The two central songs of the set—“Fear No More” on Shakespeare, and Collins’ “Kentucky Coffee Tree”—set the texts sensitively, and elicited expressive performances from DeYoung. The cycle as a whole is nicely varied, and received a warm response from the audience.

Michelle DeYoung
Earlier on the program, DeYoung had presented sets of songs by Brahms, Strauss and Samuel Barber. The “ideal Brunnhilde” is not a natural lieder (art song) singer, and at times she was audibly restraining the power in her voice, as though her dramatic force might overflow at any moment. She was at her best in the more dramatic songs, where she could open up more.
The majority of the songs she selected were moderate to slow in tempo and melancholic in temperament. The darkness and natural richness of her voice fits these moods well, giving weight to the music. Nevertheless, the emotional sameness made the exceptions all the more enjoyable: Brahms’ “Mein Liebe ist grün” (My love is green) and Barber’s “Green Lowland of Pianos,” on a witty text by the Polish poet Czesław Miłosz.
After the premiere of the Collins cycle, DeYoung returned to sing as an encore an arrangement of another song written for her by Collins, one of the songs from Buch des Sängers.

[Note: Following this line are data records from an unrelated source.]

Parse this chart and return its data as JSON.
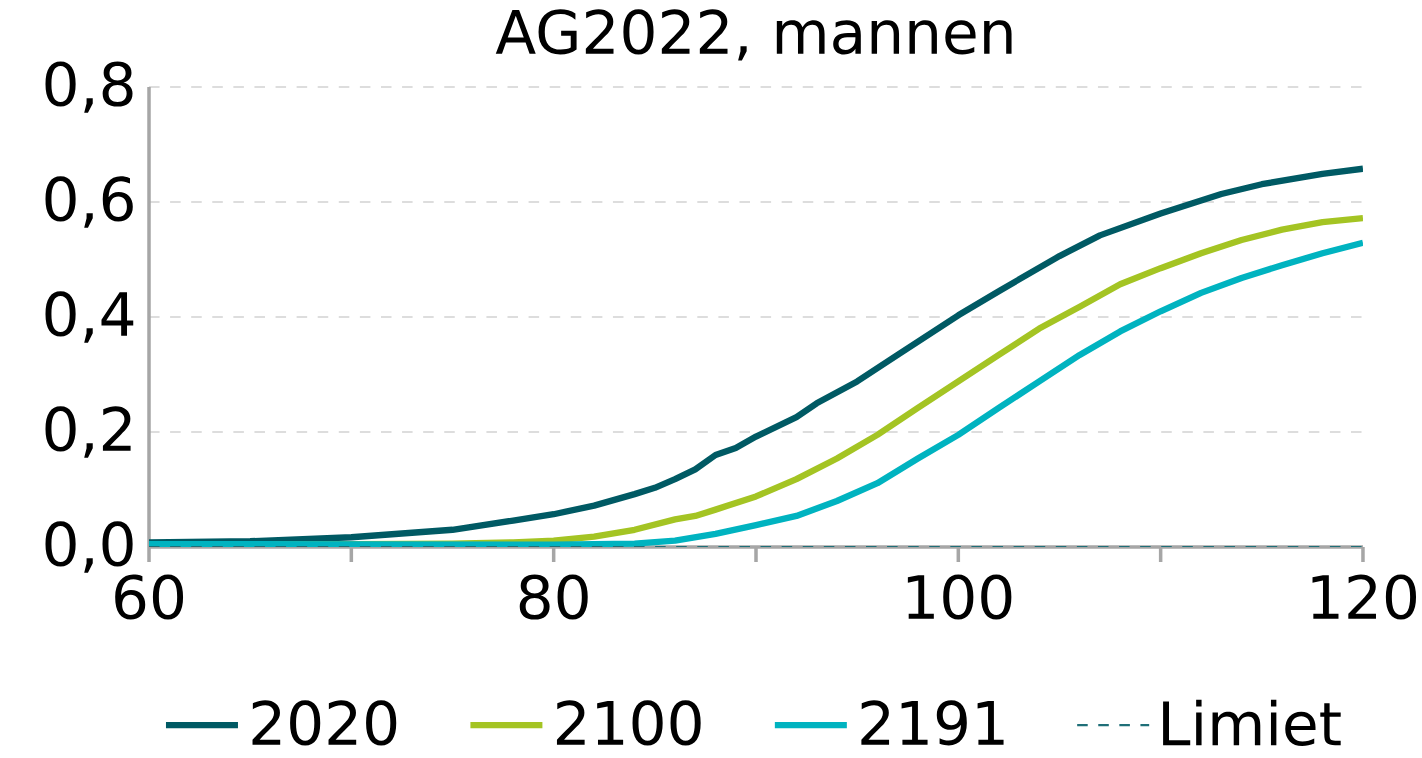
{
  "chart_data": {
    "type": "line",
    "title": "AG2022, mannen",
    "xlim": [
      60,
      120
    ],
    "ylim": [
      0,
      0.8
    ],
    "xticks": [
      60,
      {
        "value": 70,
        "label": null
      },
      80,
      {
        "value": 90,
        "label": null
      },
      100,
      {
        "value": 110,
        "label": null
      },
      120
    ],
    "yticks": [
      {
        "value": 0,
        "label": "0,0"
      },
      {
        "value": 0.2,
        "label": "0,2"
      },
      {
        "value": 0.4,
        "label": "0,4"
      },
      {
        "value": 0.6,
        "label": "0,6"
      },
      {
        "value": 0.8,
        "label": "0,8"
      }
    ],
    "grid": "y",
    "legend": "bottom",
    "marker": "none",
    "series": [
      {
        "name": "2020",
        "color": "#005a64",
        "line_style": "solid",
        "x": [
          60,
          65,
          70,
          75,
          78,
          80,
          82,
          84,
          85,
          86,
          87,
          88,
          89,
          90,
          92,
          93,
          95,
          97,
          100,
          102,
          105,
          107,
          110,
          113,
          115,
          118,
          120
        ],
        "values": [
          0.008,
          0.01,
          0.017,
          0.03,
          0.046,
          0.057,
          0.072,
          0.092,
          0.103,
          0.118,
          0.135,
          0.16,
          0.172,
          0.192,
          0.226,
          0.25,
          0.288,
          0.334,
          0.403,
          0.445,
          0.506,
          0.542,
          0.58,
          0.614,
          0.631,
          0.649,
          0.658
        ]
      },
      {
        "name": "2100",
        "color": "#a4c423",
        "line_style": "solid",
        "x": [
          60,
          70,
          75,
          78,
          80,
          82,
          84,
          86,
          87,
          88,
          90,
          92,
          94,
          96,
          98,
          100,
          102,
          104,
          106,
          108,
          110,
          112,
          114,
          116,
          118,
          120
        ],
        "values": [
          0.005,
          0.005,
          0.006,
          0.008,
          0.011,
          0.018,
          0.03,
          0.048,
          0.054,
          0.065,
          0.088,
          0.118,
          0.154,
          0.195,
          0.242,
          0.288,
          0.334,
          0.38,
          0.418,
          0.457,
          0.485,
          0.511,
          0.534,
          0.552,
          0.565,
          0.572
        ]
      },
      {
        "name": "2191",
        "color": "#00b3c0",
        "line_style": "solid",
        "x": [
          60,
          80,
          84,
          86,
          88,
          90,
          91,
          92,
          94,
          96,
          98,
          100,
          102,
          104,
          106,
          108,
          110,
          112,
          114,
          116,
          118,
          120
        ],
        "values": [
          0.005,
          0.004,
          0.006,
          0.011,
          0.023,
          0.038,
          0.046,
          0.054,
          0.08,
          0.111,
          0.154,
          0.195,
          0.242,
          0.288,
          0.334,
          0.375,
          0.41,
          0.442,
          0.468,
          0.49,
          0.511,
          0.529
        ]
      },
      {
        "name": "Limiet",
        "color": "#1f6f78",
        "line_style": "dashed",
        "x": [
          60,
          120
        ],
        "values": [
          0,
          0
        ]
      }
    ]
  }
}
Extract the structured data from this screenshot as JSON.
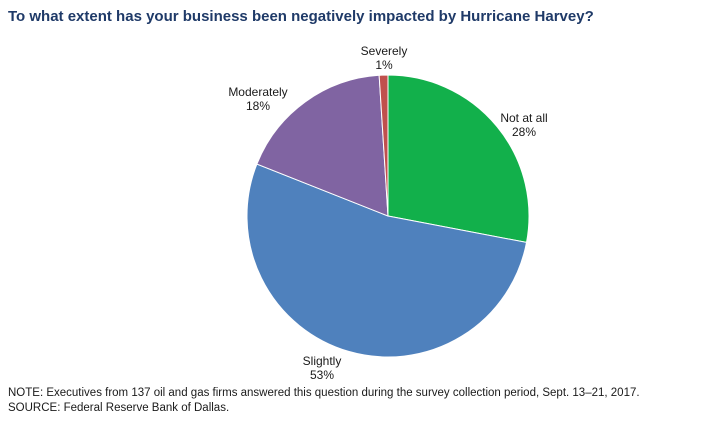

Completely at ease with music written to suit her individual voice, she sang comfortably and with expression. She was rewarded with cheers from the audience and the obligatory standing ovation.

Pianist Cody Garrison
A multi-talented artist, Cody Garrison is staff accompanist at Metropolitan State University in Denver and the Boulder Symphony, and the principal collaborative pianist for the Boulder Music Institute, in addition to maintaining a dental practice in Denver. His performance with DeYoung was ever discreet and restrained. While attentive to the leading lines in his part, he never brought out more than necessary or pushed the soloist in any way.
DeYoung will perform one more time at CMF this summer, when she sings the “Abschied” movement from Mahler’s Lied von der Erde (Song of the earth) with conductor Peter Oundjian and the CMF orchestra tonight. Her recording of this deeply moving, elegiac piece is one of the best I have ever heard. Tickets are still available at the Chautauqua box office.